Suppléments pour voyageurs obèses et préférence pour les hôtesses plus légères : quand le poids fait polémique dans le ciel
Le dossier de La Libre Eco | Chaque kilo en moins vaut son pesant d'or dans les avions. Certaines compagnies créent la polémique en voulant alléger absolument leurs appareils.

- Publié le 18-01-2026 à 10h15

L'anecdote est souvent expliquée dans les écoles de commerce. En 1987, Robert Crandall, le patron d'American Airlines, s'était vanté d'avoir fait économiser 40 000 dollars par an à sa compagnie avec une mesure étonnante : retirer une olive des salades servies pour ses passagers de première classe. Quelques années plus tard, c'était au tour d'une autre compagnie américaine, Southwest, d'épargner 300 000 dollars annuellement en retirant trois cacahuètes de ses paquets destinés à ses voyageurs.
Le plastique, roi dans le ciel
Plus que dans n'importe quel secteur, le moindre détail compte dans l'aviation. Quand vous transportez des millions de passagers par an, un euro gagné sur un voyageur devient une fortune. Le même raisonnement revient pour le poids. Chaque kilo en moins vaut son pesant d'or : il représente des litres de consommation de carburant en moins pour les compagnies. Depuis des décennies, l'intérieur des avions a ainsi été considérablement allégé. Les couverts en métaux et les verres en cristal ont été remplacés par des ustensiles en plastique, beaucoup de dépliants en papier sont devenus digitaux.
La guerre des sièges inclinables
Les sièges sont aussi de plus en plus légers, parfois au détriment du confort des passagers. La possibilité de leur inclinaison a ainsi disparu dans de nombreuses compagnies. Il faut dire que ce dispositif créait parfois des disputes très violentes entre les passagers. L'histoire recense ainsi une série de vols déviés vers les aéroports les plus proches suite à des querelles entre voyageurs désirant avoir plus de place.
Si les compagnies ont vite pris l'habitude de faire payer des suppléments pour les bagages trop lourds, certaines d'entre elles se tournent aussi désormais vers leurs passagers les plus corpulents. Dès le 27 janvier, la compagnie américaine Southwest va ainsi obliger les personnes en "surpoids" à payer un supplément sur ses vols. En fait, ces passagers devront acheter une place supplémentaire au prix plein, s'ils n'arrivent pas à rentrer "entre les accoudoirs de leur siège". Jusqu'ici, cette option était gratuite chez Southwest et la décision fait polémique aux États-Unis.
Air France, de son côté, conseille aux personnes "à forte corpulence" d'acheter un siège supplémentaire avec "une remise de 25 %". Si l'avion n'est pas complet, la place est remboursée au passager.

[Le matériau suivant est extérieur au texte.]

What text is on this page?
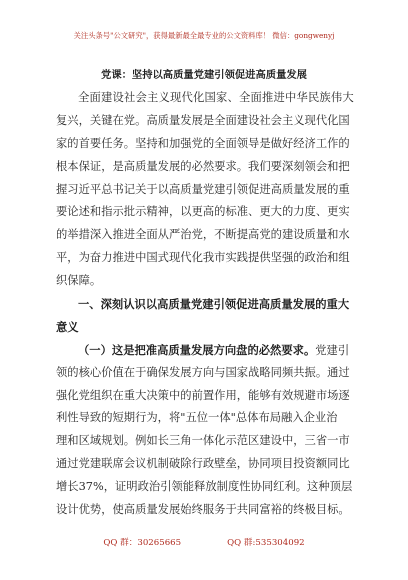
关注头条号"公文研究"，获得最新最全最专业的公文资料库！ 微信：gongwenyj
党课：坚持以高质量党建引领促进高质量发展
全面建设社会主义现代化国家、全面推进中华民族伟大
复兴，关键在党。高质量发展是全面建设社会主义现代化国
家的首要任务。坚持和加强党的全面领导是做好经济工作的
根本保证，是高质量发展的必然要求。我们要深刻领会和把
握习近平总书记关于以高质量党建引领促进高质量发展的重
要论述和指示批示精神，以更高的标准、更大的力度、更实
的举措深入推进全面从严治党，不断提高党的建设质量和水
平，为奋力推进中国式现代化我市实践提供坚强的政治和组
织保障。
一、深刻认识以高质量党建引领促进高质量发展的重大
意义
（一）这是把准高质量发展方向盘的必然要求。党建引
领的核心价值在于确保发展方向与国家战略同频共振。通过
强化党组织在重大决策中的前置作用，能够有效规避市场逐
利性导致的短期行为，将"五位一体"总体布局融入企业治
理和区域规划。例如长三角一体化示范区建设中，三省一市
通过党建联席会议机制破除行政壁垒，协同项目投资额同比
增长37%，证明政治引领能释放制度性协同红利。这种顶层
设计优势，使高质量发展始终服务于共同富裕的终极目标。
QQ 群：30265665	QQ 群:535304092
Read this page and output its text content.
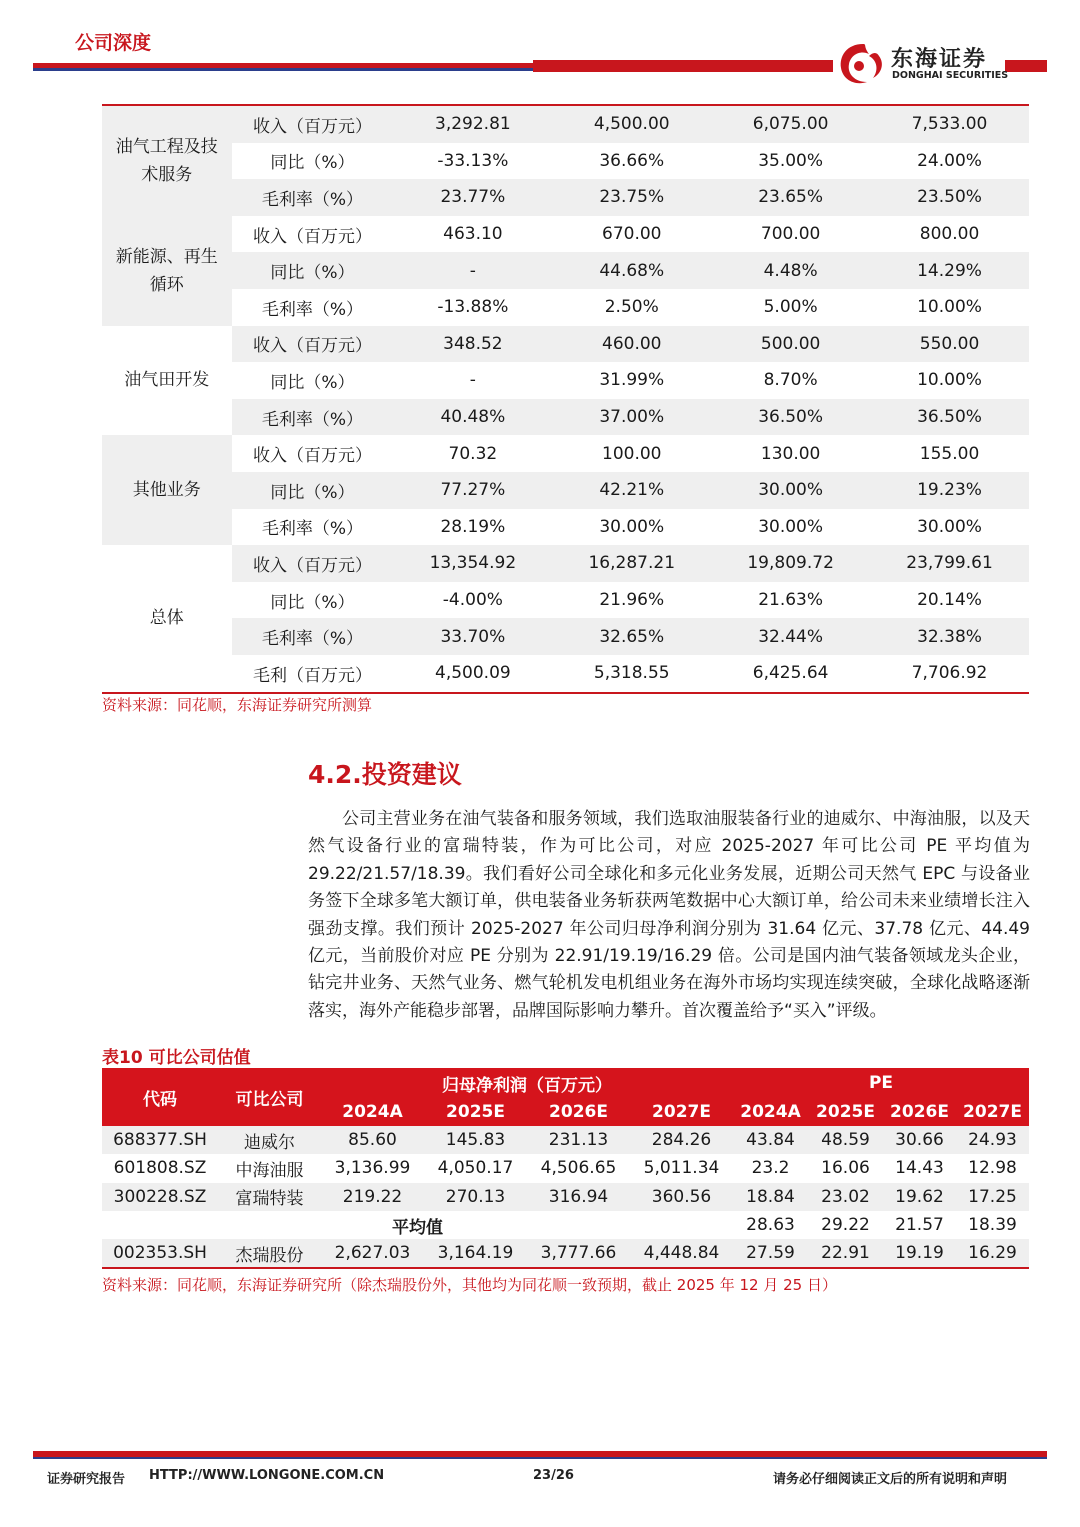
公司深度
东海证券
DONGHAI SECURITIES
油气工程及技
术服务	收入（百万元）	3,292.81	4,500.00	6,075.00	7,533.00
	同比（%）	-33.13%	36.66%	35.00%	24.00%
	毛利率（%）	23.77%	23.75%	23.65%	23.50%
新能源、再生
循环	收入（百万元）	463.10	670.00	700.00	800.00
	同比（%）	-	44.68%	4.48%	14.29%
	毛利率（%）	-13.88%	2.50%	5.00%	10.00%
油气田开发	收入（百万元）	348.52	460.00	500.00	550.00
	同比（%）	-	31.99%	8.70%	10.00%
	毛利率（%）	40.48%	37.00%	36.50%	36.50%
其他业务	收入（百万元）	70.32	100.00	130.00	155.00
	同比（%）	77.27%	42.21%	30.00%	19.23%
	毛利率（%）	28.19%	30.00%	30.00%	30.00%
总体	收入（百万元）	13,354.92	16,287.21	19,809.72	23,799.61
	同比（%）	-4.00%	21.96%	21.63%	20.14%
	毛利率（%）	33.70%	32.65%	32.44%	32.38%
	毛利（百万元）	4,500.09	5,318.55	6,425.64	7,706.92
资料来源：同花顺，东海证券研究所测算
4.2.投资建议
公司主营业务在油气装备和服务领域，我们选取油服装备行业的迪威尔、中海油服，以及天然气设备行业的富瑞特装，作为可比公司，对应 2025-2027 年可比公司 PE 平均值为 29.22/21.57/18.39。我们看好公司全球化和多元化业务发展，近期公司天然气 EPC 与设备业务签下全球多笔大额订单，供电装备业务斩获两笔数据中心大额订单，给公司未来业绩增长注入强劲支撑。我们预计 2025-2027 年公司归母净利润分别为 31.64 亿元、37.78 亿元、44.49 亿元，当前股价对应 PE 分别为 22.91/19.19/16.29 倍。公司是国内油气装备领域龙头企业，钻完井业务、天然气业务、燃气轮机发电机组业务在海外市场均实现连续突破，全球化战略逐渐落实，海外产能稳步部署，品牌国际影响力攀升。首次覆盖给予“买入”评级。
表10 可比公司估值
代码	可比公司	归母净利润（百万元）				PE			
		2024A	2025E	2026E	2027E	2024A	2025E	2026E	2027E
688377.SH	迪威尔	85.60	145.83	231.13	284.26	43.84	48.59	30.66	24.93
601808.SZ	中海油服	3,136.99	4,050.17	4,506.65	5,011.34	23.2	16.06	14.43	12.98
300228.SZ	富瑞特装	219.22	270.13	316.94	360.56	18.84	23.02	19.62	17.25
平均值						28.63	29.22	21.57	18.39
002353.SH	杰瑞股份	2,627.03	3,164.19	3,777.66	4,448.84	27.59	22.91	19.19	16.29
资料来源：同花顺，东海证券研究所（除杰瑞股份外，其他均为同花顺一致预期，截止 2025 年 12 月 25 日）
证券研究报告 HTTP://WWW.LONGONE.COM.CN	23/26	请务必仔细阅读正文后的所有说明和声明
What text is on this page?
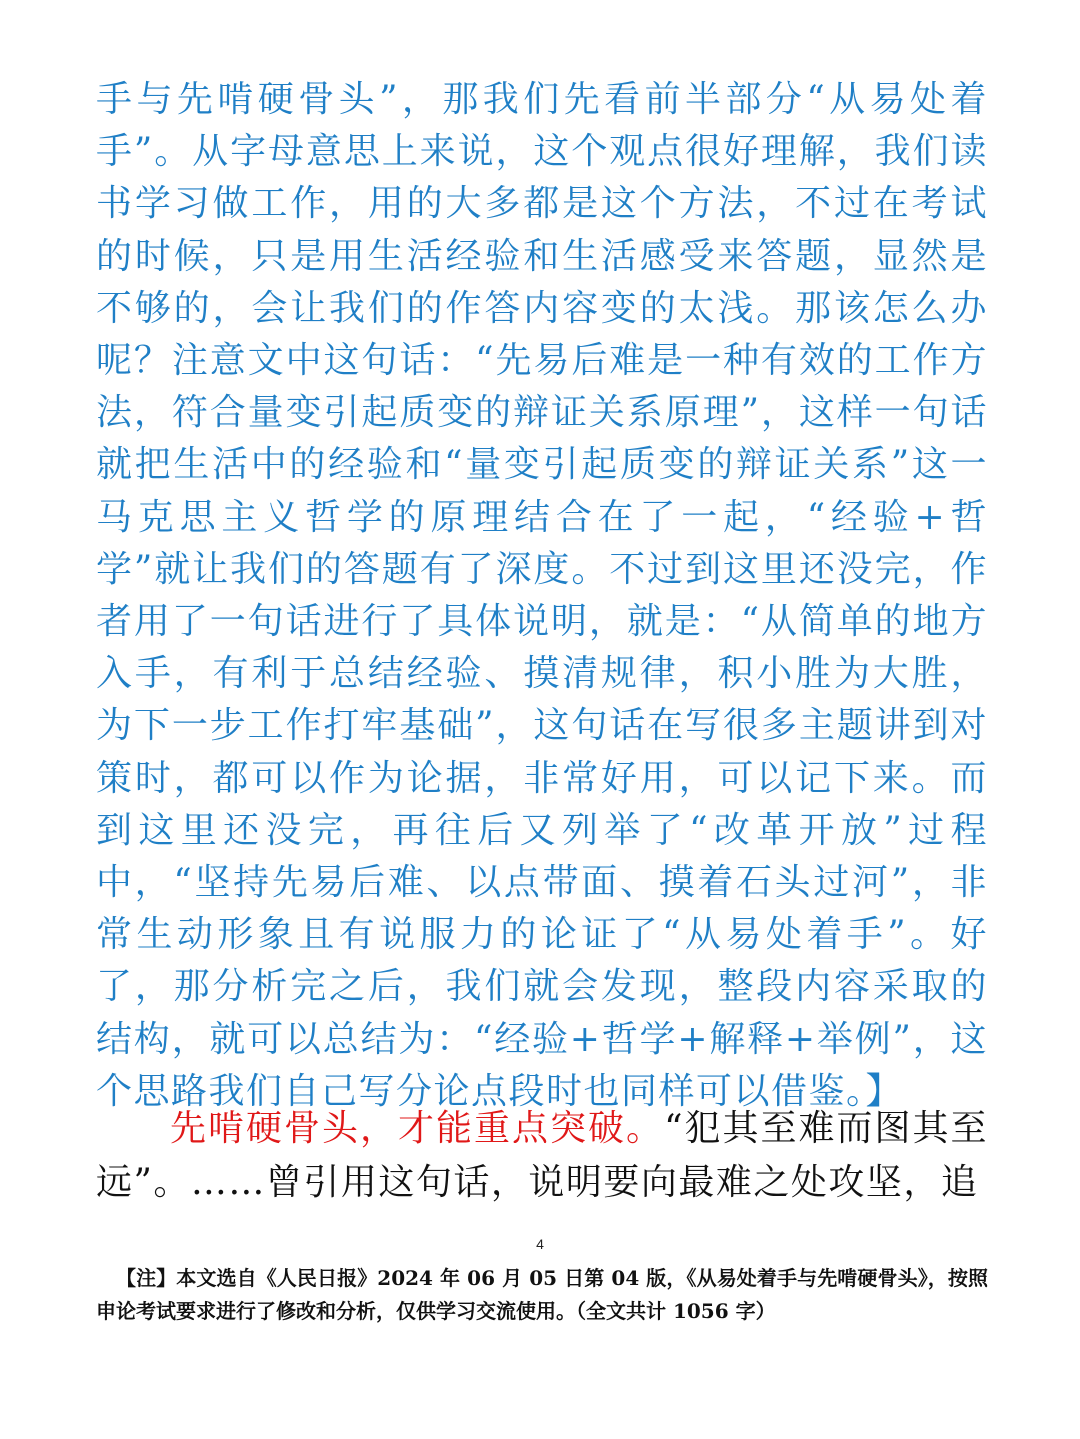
手与先啃硬骨头”，那我们先看前半部分“从易处着手”。从字母意思上来说，这个观点很好理解，我们读书学习做工作，用的大多都是这个方法，不过在考试的时候，只是用生活经验和生活感受来答题，显然是不够的，会让我们的作答内容变的太浅。那该怎么办呢？注意文中这句话：“先易后难是一种有效的工作方法，符合量变引起质变的辩证关系原理”，这样一句话就把生活中的经验和“量变引起质变的辩证关系”这一马克思主义哲学的原理结合在了一起，“经验+哲学”就让我们的答题有了深度。不过到这里还没完，作者用了一句话进行了具体说明，就是：“从简单的地方入手，有利于总结经验、摸清规律，积小胜为大胜，为下一步工作打牢基础”，这句话在写很多主题讲到对策时，都可以作为论据，非常好用，可以记下来。而到这里还没完，再往后又列举了“改革开放”过程中，“坚持先易后难、以点带面、摸着石头过河”，非常生动形象且有说服力的论证了“从易处着手”。好了，那分析完之后，我们就会发现，整段内容采取的结构，就可以总结为：“经验+哲学+解释+举例”，这个思路我们自己写分论点段时也同样可以借鉴。】

先啃硬骨头，才能重点突破。“犯其至难而图其至远”。……曾引用这句话，说明要向最难之处攻坚，追

4

【注】本文选自《人民日报》2024 年 06 月 05 日第 04 版，《从易处着手与先啃硬骨头》，按照申论考试要求进行了修改和分析，仅供学习交流使用。（全文共计 1056 字）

Si Ryanair a longtemps pensé instaurer une "taxe pour les obèses", la compagnie a finalement fait marche arrière. Mais elle l'explique clairement sur son site : si le voyageur ne peut pas attacher sa ceinture de sécurité ou s'il empiète sur un autre siège, il peut être refusé à l'embarquement. La solution selon Ryanair pour les personnes à forte corpulence ? Acheter un deuxième siège….
Des passagers qui passent sur la balance
Air Tahiti va même un pas plus loin. Depuis avril dernier, le transporteur de la Polynésie française oblige ses passagers à passer sur la balance avant d'embarquer. La compagnie présente cette initiative comme une "mesure de sécurité" destinée à adapter le centrage de ses avions. Le poids moyen des êtres humains est ainsi en hausse un peu partout sur la planète et les avions les moins modernes doivent s'adapter à cette nouvelle donne. Quitte, pour certains petits modèles, à ne plus mettre en vente toutes les places d'un avion de peur d'être en surcharge.
Des hôtesses plutôt que des stewards
Notons, enfin, que certaines compagnies ont eu d'autres stratégies, très polémiques, pour alléger leurs avions. Il y a quelques années, Turkish Airlines et Thai Airways avaient demandé à certaines de leurs hôtesses de perdre du poids, sous peine d'être renvoyées. La compagnie low cost indienne Go Air avait, elle, décidé de ne plus engager que du personnel de bord féminin. Motif ? Les femmes pèsent "en moyenne vingt kilos de moins" que les hommes. Cette politique a été peu payante : la compagnie est tombée en faillite quelques années plus tard.